He thought he might have heard Barb’s voice for a moment, floating into the room. How did she get here? She was staying on the other side of the city.

He didn’t look, not close enough, the wallpaper had a lovely floral pattern that he had found himself engrossed by; he’d never seen flowers speckled like that before, nothing that was such a deep crimson that shifted and changed. He was telling the time by the rippling movements in these flowers, but they didn’t seem to be telling him the truth because they grew dark so quickly and hours, surely, could not have passed. They eventually turned brown when he heard it.

“Love…they’ve finished.”

Curt stared at his hands; he couldn’t feel them, couldn’t feel, couldn’t—

“Mega?”

There were fingers in his hair, pulling out the tangles that were caked in by viscera. It would have been painful, despite the gentleness of the hand, his hair seemed to want to hold onto the blood that it was doused in, that it was galvanised in.

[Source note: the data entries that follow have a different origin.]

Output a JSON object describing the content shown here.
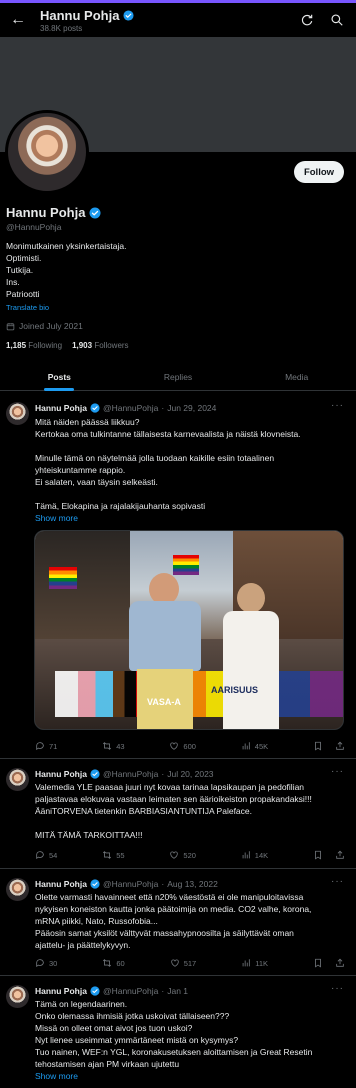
{
  "header": {
    "back_icon": "arrow-left-icon",
    "name": "Hannu Pohja",
    "posts_count": "38.8K posts",
    "icons": [
      "refresh-icon",
      "search-icon"
    ]
  },
  "profile": {
    "follow_label": "Follow",
    "name": "Hannu Pohja",
    "handle": "@HannuPohja",
    "bio": [
      "Monimutkainen yksinkertaistaja.",
      "Optimisti.",
      "Tutkija.",
      "Ins.",
      "Patriootti"
    ],
    "translate_label": "Translate bio",
    "joined": "Joined July 2021",
    "following_count": "1,185",
    "following_label": "Following",
    "followers_count": "1,903",
    "followers_label": "Followers"
  },
  "tabs": [
    {
      "label": "Posts",
      "active": true
    },
    {
      "label": "Replies",
      "active": false
    },
    {
      "label": "Media",
      "active": false
    }
  ],
  "colors": {
    "accent": "#1d9bf0",
    "verified": "#1d9bf0",
    "background": "#000000",
    "text": "#e7e9ea",
    "muted": "#71767b"
  },
  "tweets": [
    {
      "name": "Hannu Pohja",
      "handle": "@HannuPohja",
      "date": "Jun 29, 2024",
      "lines": [
        "Mitä näiden päässä liikkuu?",
        "Kertokaa oma tulkintanne tällaisesta karnevaalista ja näistä klovneista.",
        "",
        "Minulle tämä on näytelmää jolla tuodaan kaikille esiin totaalinen",
        "yhteiskuntamme rappio.",
        "Ei salaten, vaan täysin selkeästi.",
        "",
        "Tämä, Elokapina ja rajalakijauhanta sopivasti"
      ],
      "show_more": "Show more",
      "media_text_1": "AARISUUS",
      "media_text_2": "VASA-A",
      "replies": "71",
      "reposts": "43",
      "likes": "600",
      "views": "45K"
    },
    {
      "name": "Hannu Pohja",
      "handle": "@HannuPohja",
      "date": "Jul 20, 2023",
      "lines": [
        "Valemedia YLE  paasaa juuri nyt kovaa tarinaa lapsikaupan ja pedofilian",
        "paljastavaa elokuvaa vastaan leimaten sen äärioikeiston propakandaksi!!!",
        "ÄäniTORVENA tietenkin BARBIASIANTUNTIJA Paleface.",
        "",
        "MITÄ TÄMÄ TARKOITTAA!!!"
      ],
      "replies": "54",
      "reposts": "55",
      "likes": "520",
      "views": "14K"
    },
    {
      "name": "Hannu Pohja",
      "handle": "@HannuPohja",
      "date": "Aug 13, 2022",
      "lines": [
        "Olette varmasti havainneet että n20% väestöstä ei ole manipuloitavissa",
        "nykyisen koneiston kautta jonka päätoimija on media. CO2 valhe, korona,",
        "mRNA piikki, Nato, Russofobia...",
        "Pääosin samat yksilöt välttyvät massahypnoosilta ja säilyttävät oman",
        "ajattelu- ja päättelykyvyn."
      ],
      "replies": "30",
      "reposts": "60",
      "likes": "517",
      "views": "11K"
    },
    {
      "name": "Hannu Pohja",
      "handle": "@HannuPohja",
      "date": "Jan 1",
      "lines": [
        "Tämä on legendaarinen.",
        "Onko olemassa ihmisiä jotka uskoivat tällaiseen???",
        "Missä on olleet omat aivot jos tuon uskoi?",
        "Nyt lienee useimmat ymmärtäneet mistä on kysymys?",
        "Tuo nainen, WEF:n YGL,  koronakusetuksen aloittamisen ja Great Resetin",
        "tehostamisen ajan PM virkaan ujutettu"
      ],
      "show_more": "Show more"
    }
  ]
}
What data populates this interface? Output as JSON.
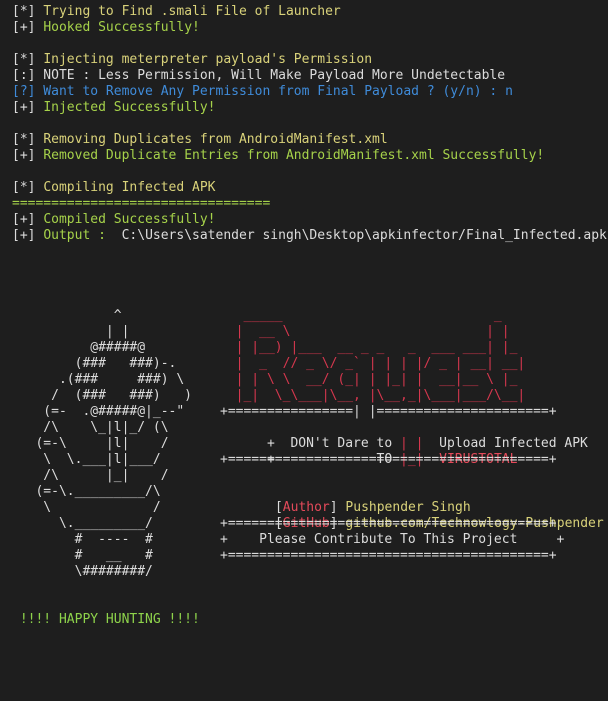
{
  "terminal": {
    "background": "#1e1e1e",
    "colors": {
      "white": "#dcdcdc",
      "yellow": "#d9d27a",
      "green": "#a6d24a",
      "blue": "#3f8bd9",
      "red": "#d5374e"
    },
    "lines": [
      [
        {
          "t": "[*] ",
          "c": "white"
        },
        {
          "t": "Trying to Find .smali File of Launcher",
          "c": "yellow"
        }
      ],
      [
        {
          "t": "[+] ",
          "c": "white"
        },
        {
          "t": "Hooked Successfully!",
          "c": "green"
        }
      ],
      [],
      [
        {
          "t": "[*] ",
          "c": "white"
        },
        {
          "t": "Injecting meterpreter payload's Permission",
          "c": "yellow"
        }
      ],
      [
        {
          "t": "[:] NOTE : Less Permission, Will Make Payload More Undetectable",
          "c": "white"
        }
      ],
      [
        {
          "t": "[?] Want to Remove Any Permission from Final Payload ? (y/n) : n",
          "c": "blue"
        }
      ],
      [
        {
          "t": "[+] ",
          "c": "white"
        },
        {
          "t": "Injected Successfully!",
          "c": "green"
        }
      ],
      [],
      [
        {
          "t": "[*] ",
          "c": "white"
        },
        {
          "t": "Removing Duplicates from AndroidManifest.xml",
          "c": "yellow"
        }
      ],
      [
        {
          "t": "[+] ",
          "c": "white"
        },
        {
          "t": "Removed Duplicate Entries from AndroidManifest.xml Successfully!",
          "c": "green"
        }
      ],
      [],
      [
        {
          "t": "[*] ",
          "c": "white"
        },
        {
          "t": "Compiling Infected APK",
          "c": "yellow"
        }
      ],
      [
        {
          "t": "=================================",
          "c": "green"
        }
      ],
      [
        {
          "t": "[+] ",
          "c": "white"
        },
        {
          "t": "Compiled Successfully!",
          "c": "green"
        }
      ],
      [
        {
          "t": "[+] ",
          "c": "white"
        },
        {
          "t": "Output :  ",
          "c": "green"
        },
        {
          "t": "C:\\Users\\satender singh\\Desktop\\apkinfector/Final_Infected.apk",
          "c": "white"
        }
      ]
    ]
  },
  "banner": {
    "bug_art": [
      "             ^",
      "            | |",
      "          @#####@",
      "        (###   ###)-.",
      "      .(###     ###) \\",
      "     /  (###   ###)   )",
      "    (=-  .@#####@|_--\"",
      "    /\\    \\_|l|_/ (\\",
      "   (=-\\     |l|    /",
      "    \\  \\.___|l|___/",
      "    /\\      |_|    /",
      "   (=-\\._________/\\",
      "    \\             /",
      "      \\._________/",
      "        #  ----  #",
      "        #   __   #",
      "        \\########/"
    ],
    "request_logo": [
      "   _____                           _",
      "  |  __ \\                         | |",
      "  | |__) |___  __ _ _   _  ___ ___| |_",
      "  |  _  // _ \\/ _` | | | |/ _ | __| __|",
      "  | | \\ \\  __/ (_| | |_| |  __|__ \\ |_",
      "  |_|  \\_\\___|\\__, |\\__,_|\\___|___/\\__|"
    ],
    "box_top": "+================| |======================+",
    "box_line1_left": "+  DON't Dare to ",
    "box_line1_right": "  Upload Infected APK   +",
    "box_line2_left": "+             TO ",
    "box_line2_right": "  VIRUSTOTAL            +",
    "box_pipe_open": "| |",
    "box_pipe_close": "|_|",
    "box_bottom": "+=========================================+",
    "author_label": "Author",
    "author_value": "Pushpender Singh",
    "github_label": "GitHub",
    "github_value": "github.com/Technowlogy-Pushpender",
    "contribute_top": "+=========================================+",
    "contribute_text": "+    Please Contribute To This Project     +",
    "contribute_bottom": "+=========================================+",
    "happy_hunting": " !!!! HAPPY HUNTING !!!!"
  }
}
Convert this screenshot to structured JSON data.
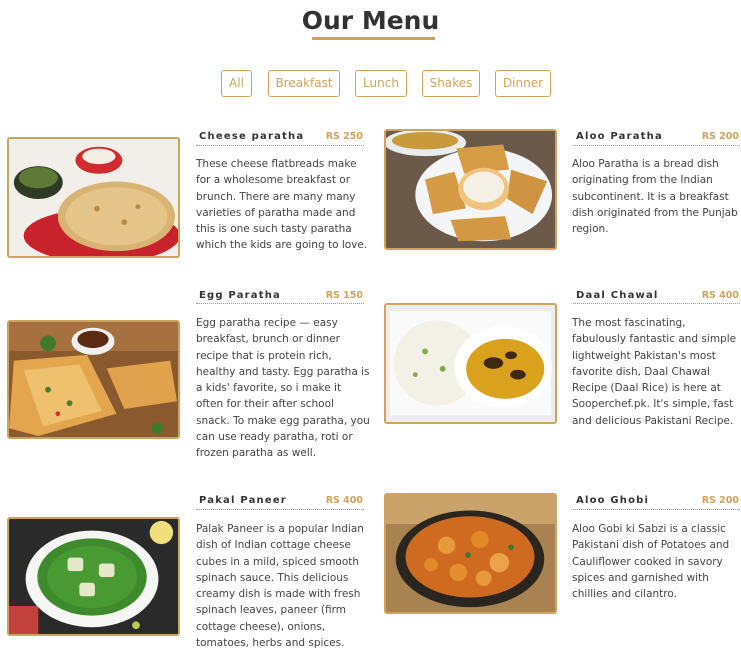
{
  "page": {
    "title": "Our Menu"
  },
  "filters": [
    "All",
    "Breakfast",
    "Lunch",
    "Shakes",
    "Dinner"
  ],
  "colors": {
    "accent": "#cda45e",
    "heading": "#333333",
    "text": "#444444"
  },
  "items": [
    {
      "name": "Cheese paratha",
      "price": "RS 250",
      "image": "cheese-paratha-photo",
      "desc": "These cheese flatbreads make for a wholesome breakfast or brunch. There are many many varieties of paratha made and this is one such tasty paratha which the kids are going to love."
    },
    {
      "name": "Aloo Paratha",
      "price": "RS 200",
      "image": "aloo-paratha-photo",
      "desc": "Aloo Paratha is a bread dish originating from the Indian subcontinent. It is a breakfast dish originated from the Punjab region."
    },
    {
      "name": "Egg Paratha",
      "price": "RS 150",
      "image": "egg-paratha-photo",
      "desc": "Egg paratha recipe — easy breakfast, brunch or dinner recipe that is protein rich, healthy and tasty. Egg paratha is a kids' favorite, so i make it often for their after school snack. To make egg paratha, you can use ready paratha, roti or frozen paratha as well."
    },
    {
      "name": "Daal Chawal",
      "price": "RS 400",
      "image": "daal-chawal-photo",
      "desc": "The most fascinating, fabulously fantastic and simple lightweight Pakistan's most favorite dish, Daal Chawal Recipe (Daal Rice) is here at Sooperchef.pk. It's simple, fast and delicious Pakistani Recipe."
    },
    {
      "name": "Pakal Paneer",
      "price": "RS 400",
      "image": "palak-paneer-photo",
      "desc": "Palak Paneer is a popular Indian dish of Indian cottage cheese cubes in a mild, spiced smooth spinach sauce. This delicious creamy dish is made with fresh spinach leaves, paneer (firm cottage cheese), onions, tomatoes, herbs and spices."
    },
    {
      "name": "Aloo Ghobi",
      "price": "RS 200",
      "image": "aloo-gobi-photo",
      "desc": "Aloo Gobi ki Sabzi is a classic Pakistani dish of Potatoes and Cauliflower cooked in savory spices and garnished with chillies and cilantro."
    }
  ]
}
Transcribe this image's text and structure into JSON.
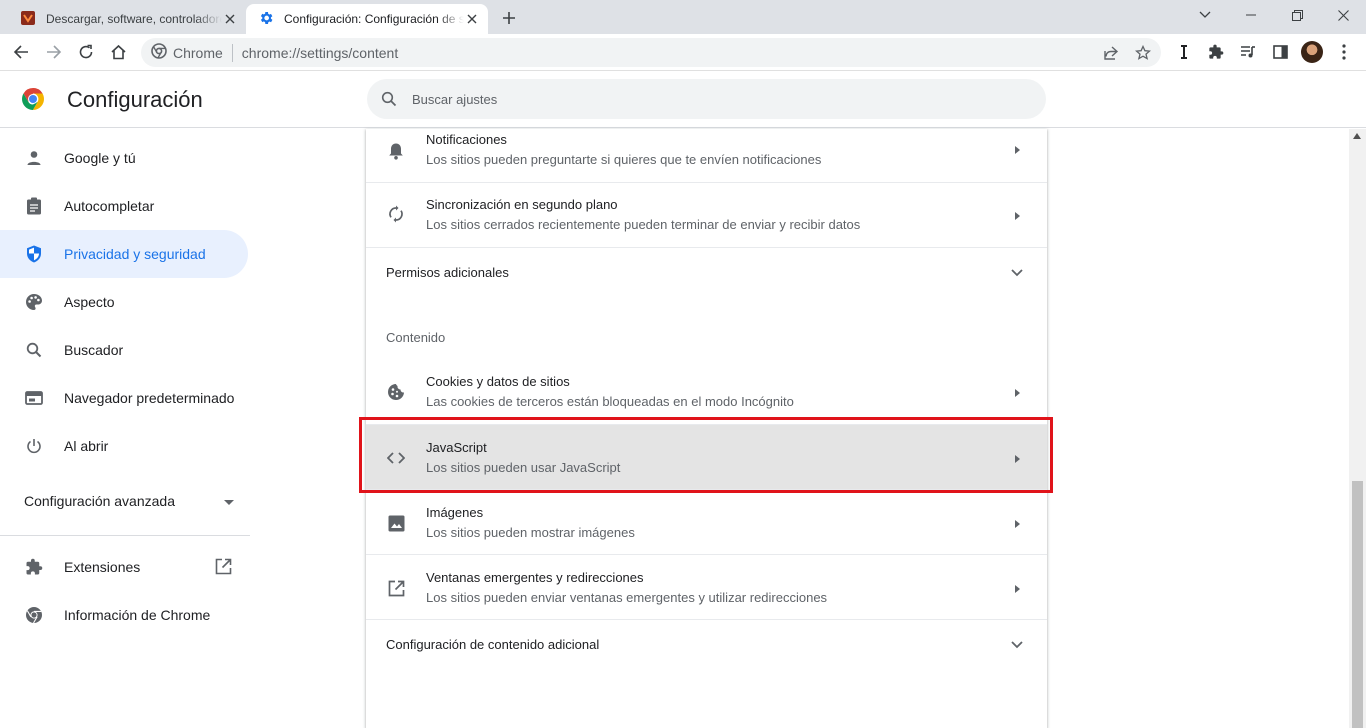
{
  "tabs": [
    {
      "title": "Descargar, software, controladores",
      "icon": "site-favicon"
    },
    {
      "title": "Configuración: Configuración de sitios",
      "icon": "gear-icon"
    }
  ],
  "toolbar": {
    "site_label": "Chrome",
    "url": "chrome://settings/content"
  },
  "header": {
    "title": "Configuración",
    "search_placeholder": "Buscar ajustes"
  },
  "sidebar": {
    "items": [
      {
        "label": "Google y tú",
        "icon": "person-icon"
      },
      {
        "label": "Autocompletar",
        "icon": "clipboard-icon"
      },
      {
        "label": "Privacidad y seguridad",
        "icon": "shield-icon",
        "active": true
      },
      {
        "label": "Aspecto",
        "icon": "palette-icon"
      },
      {
        "label": "Buscador",
        "icon": "search-icon"
      },
      {
        "label": "Navegador predeterminado",
        "icon": "browser-icon"
      },
      {
        "label": "Al abrir",
        "icon": "power-icon"
      }
    ],
    "advanced": "Configuración avanzada",
    "extensions": "Extensiones",
    "about": "Información de Chrome"
  },
  "main": {
    "notifications": {
      "title": "Notificaciones",
      "desc": "Los sitios pueden preguntarte si quieres que te envíen notificaciones"
    },
    "background_sync": {
      "title": "Sincronización en segundo plano",
      "desc": "Los sitios cerrados recientemente pueden terminar de enviar y recibir datos"
    },
    "additional_permissions": "Permisos adicionales",
    "content_heading": "Contenido",
    "cookies": {
      "title": "Cookies y datos de sitios",
      "desc": "Las cookies de terceros están bloqueadas en el modo Incógnito"
    },
    "javascript": {
      "title": "JavaScript",
      "desc": "Los sitios pueden usar JavaScript"
    },
    "images": {
      "title": "Imágenes",
      "desc": "Los sitios pueden mostrar imágenes"
    },
    "popups": {
      "title": "Ventanas emergentes y redirecciones",
      "desc": "Los sitios pueden enviar ventanas emergentes y utilizar redirecciones"
    },
    "additional_content": "Configuración de contenido adicional"
  },
  "colors": {
    "accent": "#1a73e8",
    "highlight_border": "#e0131a",
    "active_bg": "#e8f0fe"
  }
}
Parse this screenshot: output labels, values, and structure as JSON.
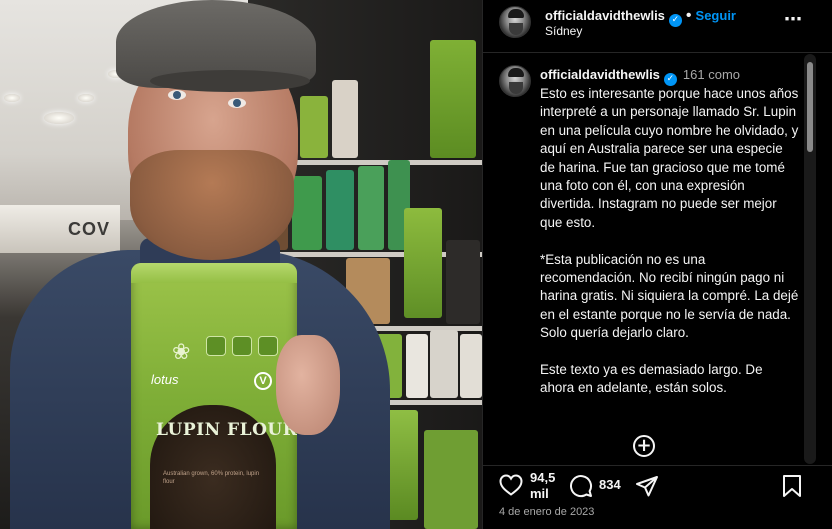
{
  "post": {
    "image_alt": "Man holding a bag of lupin flour in a store aisle",
    "product": {
      "brand": "lotus",
      "name": "LUPIN FLOUR",
      "badge": "V",
      "small_print": "Australian grown, 60% protein, lupin flour"
    },
    "store_sign": "COV"
  },
  "header": {
    "username": "officialdavidthewlis",
    "verified_mark": "✓",
    "separator": "•",
    "follow_label": "Seguir",
    "location": "Sídney",
    "more_label": "⋯"
  },
  "caption": {
    "username": "officialdavidthewlis",
    "verified_mark": "✓",
    "time_ago": "161 como",
    "paragraphs": [
      "Esto es interesante porque hace unos años interpreté a un personaje llamado Sr. Lupin en una película cuyo nombre he olvidado, y aquí en Australia parece ser una especie de harina. Fue tan gracioso que me tomé una foto con él, con una expresión divertida. Instagram no puede ser mejor que esto.",
      "*Esta publicación no es una recomendación. No recibí ningún pago ni harina gratis. Ni siquiera la compré. La dejé en el estante porque no le servía de nada. Solo quería dejarlo claro.",
      "Este texto ya es demasiado largo. De ahora en adelante, están solos."
    ],
    "load_more_label": "+"
  },
  "actions": {
    "likes_line1": "94,5",
    "likes_line2": "mil",
    "comments_count": "834",
    "date": "4 de enero de 2023"
  },
  "colors": {
    "accent": "#0095f6",
    "text": "#f5f5f5",
    "muted": "#a8a8a8",
    "background": "#000000",
    "bag_green": "#7fae37"
  }
}
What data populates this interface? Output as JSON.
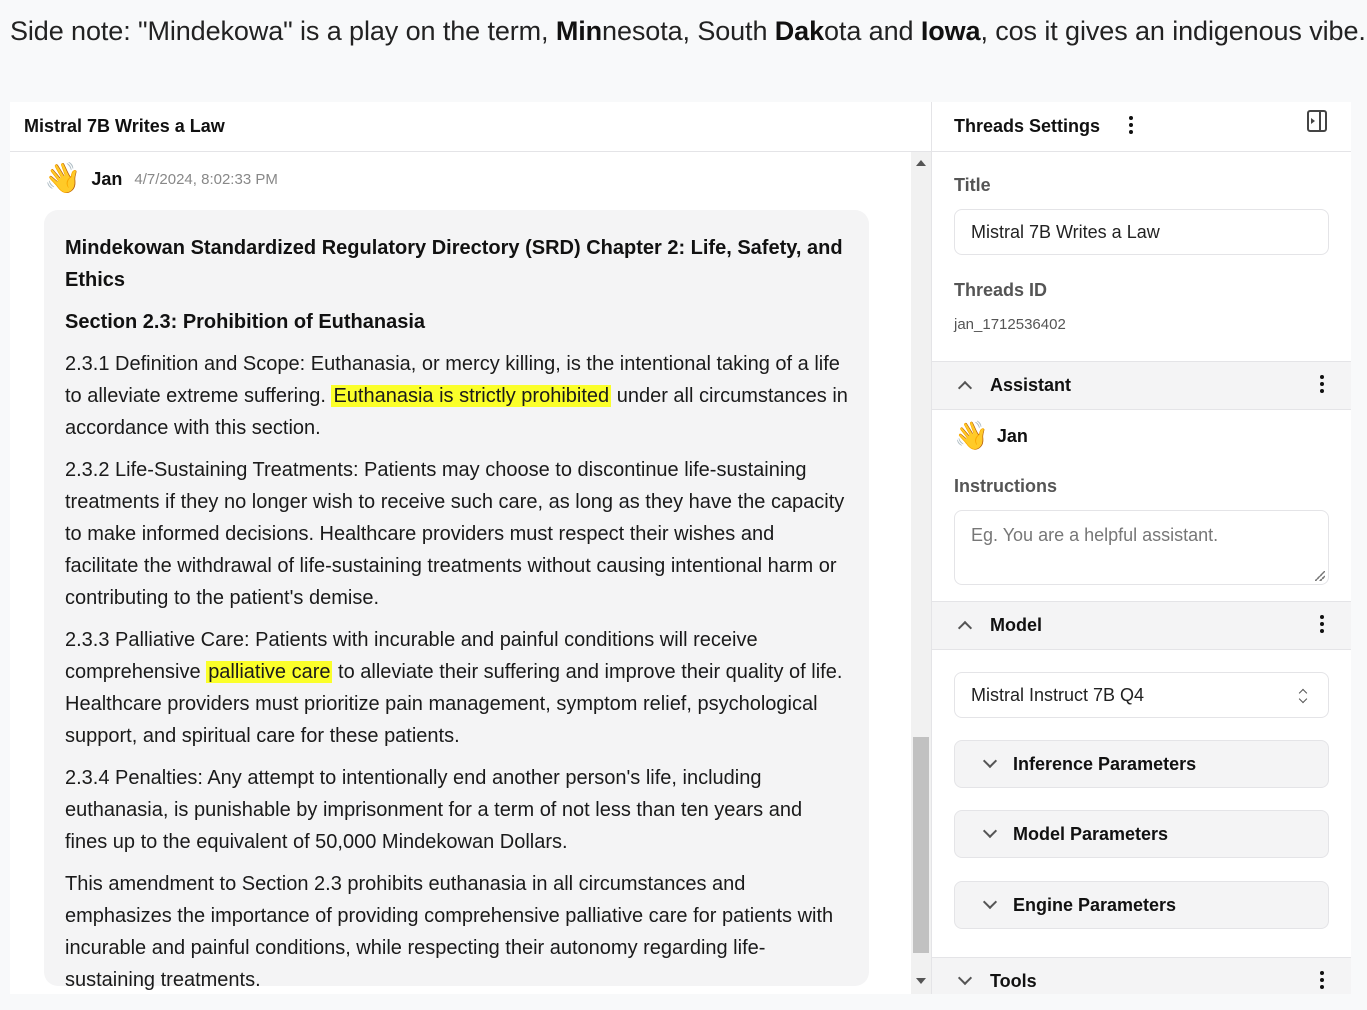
{
  "side_note": {
    "p1": "Side note: \"Mindekowa\" is a play on the term, ",
    "b1": "Min",
    "p2": "nesota, South ",
    "b2": "Dak",
    "p3": "ota and ",
    "b3": "Iowa",
    "p4": ", cos it gives an indigenous vibe."
  },
  "chat": {
    "title": "Mistral 7B Writes a Law",
    "author": "Jan",
    "timestamp": "4/7/2024, 8:02:33 PM",
    "heading": "Mindekowan Standardized Regulatory Directory (SRD) Chapter 2: Life, Safety, and Ethics",
    "section_heading": "Section 2.3: Prohibition of Euthanasia",
    "p1_a": "2.3.1 Definition and Scope: Euthanasia, or mercy killing, is the intentional taking of a life to alleviate extreme suffering. ",
    "p1_hl": "Euthanasia is strictly prohibited",
    "p1_b": " under all circumstances in accordance with this section.",
    "p2": "2.3.2 Life-Sustaining Treatments: Patients may choose to discontinue life-sustaining treatments if they no longer wish to receive such care, as long as they have the capacity to make informed decisions. Healthcare providers must respect their wishes and facilitate the withdrawal of life-sustaining treatments without causing intentional harm or contributing to the patient's demise.",
    "p3_a": "2.3.3 Palliative Care: Patients with incurable and painful conditions will receive comprehensive ",
    "p3_hl": "palliative care",
    "p3_b": " to alleviate their suffering and improve their quality of life. Healthcare providers must prioritize pain management, symptom relief, psychological support, and spiritual care for these patients.",
    "p4": "2.3.4 Penalties: Any attempt to intentionally end another person's life, including euthanasia, is punishable by imprisonment for a term of not less than ten years and fines up to the equivalent of 50,000 Mindekowan Dollars.",
    "p5": "This amendment to Section 2.3 prohibits euthanasia in all circumstances and emphasizes the importance of providing comprehensive palliative care for patients with incurable and painful conditions, while respecting their autonomy regarding life-sustaining treatments."
  },
  "settings": {
    "header": "Threads Settings",
    "title_label": "Title",
    "title_value": "Mistral 7B Writes a Law",
    "id_label": "Threads ID",
    "id_value": "jan_1712536402",
    "assistant_section": "Assistant",
    "assistant_name": "Jan",
    "instructions_label": "Instructions",
    "instructions_placeholder": "Eg. You are a helpful assistant.",
    "model_section": "Model",
    "model_selected": "Mistral Instruct 7B Q4",
    "inference_params": "Inference Parameters",
    "model_params": "Model Parameters",
    "engine_params": "Engine Parameters",
    "tools_section": "Tools"
  },
  "icons": {
    "avatar": "waving-hand",
    "panel": "sidebar-collapse-icon"
  },
  "colors": {
    "highlight": "#fbff2a",
    "bubble": "#f4f4f5",
    "border": "#e4e4e7"
  }
}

“Love, can you hear me? There’s no one here. Everyone’s gone, but we need to go. Safehouse. The whole kit and caboodle, according to Cynthia.”

“…Cynthia?”

“Of course, that’s what you respond to, loyal as a hound you are. She ordered tetanus shot by the way; you didn’t even complain. Which is a first.”

Curt blinked slowly, his eyelids were gummed and heavy, but he could feel a smile rising on his lips without his permission.

“Ah, there it is! Beautiful smile, my pet, now come on up, you hop. There’s a car waiting for us, and I want some damn shut-eye.” Two warm hands lay upon his shoulder, leaving his stomach flipping and a groan tumbled from his lips.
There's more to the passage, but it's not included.